Das Schlimmste an der regierungslosen Zeit war, dass man nicht wissen konnte, wie sie ausgehen würde – mit einem Erfolg der Koalitionsverhandlungen, mit Neuwahlen oder gar mit einer Minderheitsregierung, die jederzeit hätte gestürzt werden können.
Problematisch ist, dass sich die Koalitionspartner allesamt erneuern müssen. Das wird das Bündnis automatisch belasten.
Suboptimal war sicher auch, dass sich die geschäftsführende Regierung in ihren Auftritten gegen aussen, im Club der EU, gegen die Türkei, gegen Russland wie Amerika, eine gewisse Zurückhaltung auferlegen musste.

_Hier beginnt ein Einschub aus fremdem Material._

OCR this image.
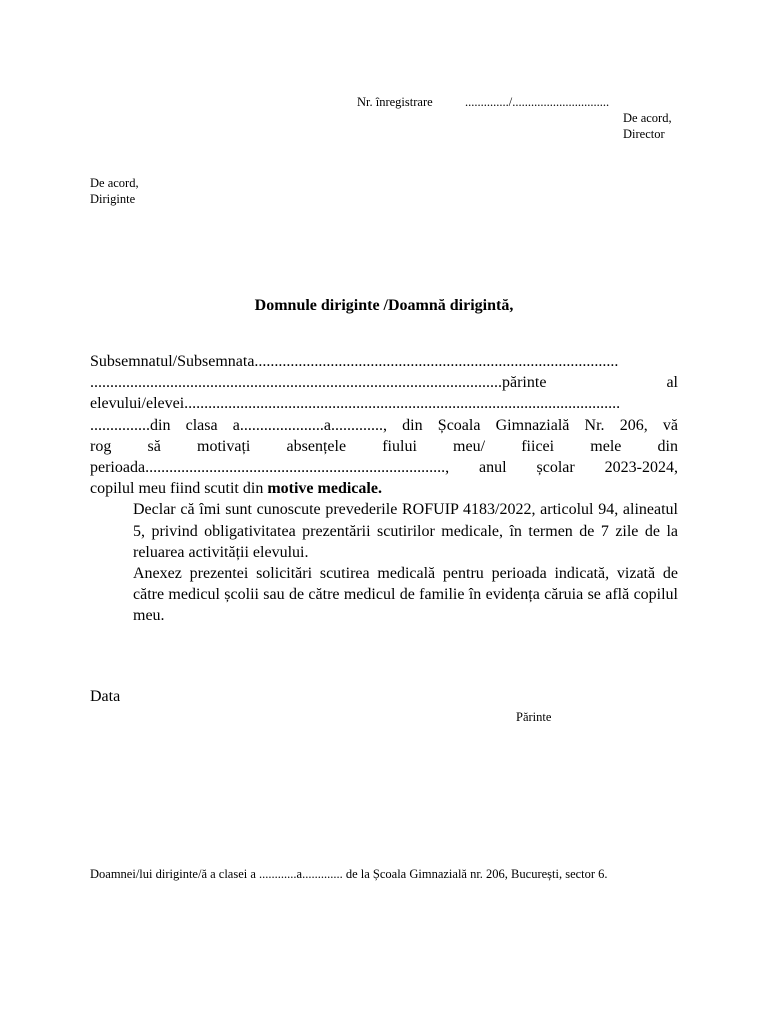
Nr. înregistrare	............../...............................
De acord,
Director
De acord,
Diriginte
Domnule diriginte /Doamnă dirigintă,
Subsemnatul/Subsemnata...........................................................................................
.......................................................................................................părinte al
elevului/elevei.............................................................................................................
...............din clasa a.....................a............., din Școala Gimnazială Nr. 206, vă
rog să motivați absențele fiului meu/ fiicei mele din
perioada..........................................................................., anul școlar 2023-2024,
copilul meu fiind scutit din motive medicale.

Declar că îmi sunt cunoscute prevederile ROFUIP 4183/2022, articolul 94, alineatul 5, privind obligativitatea prezentării scutirilor medicale, în termen de 7 zile de la reluarea activității elevului.

Anexez prezentei solicitări scutirea medicală pentru perioada indicată, vizată de către medicul școlii sau de către medicul de familie în evidența căruia se află copilul meu.

Data
Părinte
Doamnei/lui diriginte/ă a clasei a ............a............. de la Școala Gimnazială nr. 206, București, sector 6.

Nun ist diese Zeit vorbei. Kann Deutschland jetzt zu einer Normalität, die es zuvor eigentlich auch nicht gegeben hat, zurückkehren? Problematisch ist, dass die Koalitionspartner CDU/CSU/SPD keine stabilen Grössen sondern alle in einem Schwächezustand sind und sich erneuern müssen. Das wird das Bündnis automatisch belasten.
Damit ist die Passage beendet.